CEO Bob Iger says Disney World business has slackened amid a ‘softening’ of tourism | Orlando Area News | Orlando

Disney CEO Bob Iger didn’t address the entertainment giant’s continuing fight with Gov. Ron DeSantis during a quarterly earnings call Wednesday.

But Iger noted Walt Disney World’s business has slackened amid an overall “softening” of tourism in many pockets of Florida.

“We saw softer performance at Walt Disney World from the prior year, coming off our highly successful 50th anniversary celebration,” Iger said during the conference call, which mostly focused on the company’s online streaming services.

“Also, as post-COVID pent-up demand continues to level off in Florida, local tax data shows evidence of some softening in several major Florida tourism markets. And the strong dollar is expected to continue tamping down international visitation to the state,” Iger added. “However, Walt Disney World is still performing well above pre-COVID levels, 21 percent higher in revenue and 29 percent higher in operating income compared to fiscal 2019.”

The state’s second-quarter tourism numbers will be out in the next couple of weeks. Orange County recently announced tourist-development tax collections on hotel and vacation-rental room nights were down more than 7 percent in June from June 2022.

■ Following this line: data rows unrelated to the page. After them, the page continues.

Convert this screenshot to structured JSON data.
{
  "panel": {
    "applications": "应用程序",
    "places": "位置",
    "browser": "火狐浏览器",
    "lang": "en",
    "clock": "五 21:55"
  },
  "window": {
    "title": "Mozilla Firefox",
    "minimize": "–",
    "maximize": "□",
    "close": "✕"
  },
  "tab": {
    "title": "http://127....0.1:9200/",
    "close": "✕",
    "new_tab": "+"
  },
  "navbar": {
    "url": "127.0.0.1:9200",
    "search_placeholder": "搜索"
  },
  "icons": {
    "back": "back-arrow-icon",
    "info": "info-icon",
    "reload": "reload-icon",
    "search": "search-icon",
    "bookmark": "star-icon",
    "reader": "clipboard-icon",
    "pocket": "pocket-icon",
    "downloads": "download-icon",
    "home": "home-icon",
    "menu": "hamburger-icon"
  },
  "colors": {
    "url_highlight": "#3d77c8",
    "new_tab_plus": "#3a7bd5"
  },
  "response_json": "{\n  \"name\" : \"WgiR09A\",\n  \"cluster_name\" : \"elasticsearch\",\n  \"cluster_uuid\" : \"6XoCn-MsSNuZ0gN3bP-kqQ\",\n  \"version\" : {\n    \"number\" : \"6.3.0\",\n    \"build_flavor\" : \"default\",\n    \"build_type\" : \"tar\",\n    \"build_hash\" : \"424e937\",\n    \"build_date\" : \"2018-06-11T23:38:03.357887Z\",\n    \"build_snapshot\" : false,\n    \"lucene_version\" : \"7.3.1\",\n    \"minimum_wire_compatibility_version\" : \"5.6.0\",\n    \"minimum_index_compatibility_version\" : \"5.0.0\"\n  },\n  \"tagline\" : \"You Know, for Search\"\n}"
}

Iger didn’t bring up —- and no questions were asked about —- the company’s ongoing legal and ideological clashes with DeSantis that began after Disney opposed a 2022 law that restricts instruction in public schools on sexual orientation and gender identity.

Also, the company’s decision in May to scrap plans to build a nearly $1 billion office complex in the Orlando area and add 2,000 jobs in Florida was not brought up during the earnings call.

“We’re making numerous investments globally to grow our parks’ business over the next five years, and I’m very optimistic about the future of this business over the long term,” Iger said.

The company’s quarterly report said a “decrease at Walt Disney World Resort was primarily due to higher costs and lower volumes.”

“The increase in costs was attributable to inflation and accelerated depreciation related to the planned closure of Star Wars: Galactic Starcruiser,” the report said. “Lower volumes were due to decreases in occupied room nights and attendance.”

The report noted growth at Disney Cruise Line through an increase in passenger cruise days.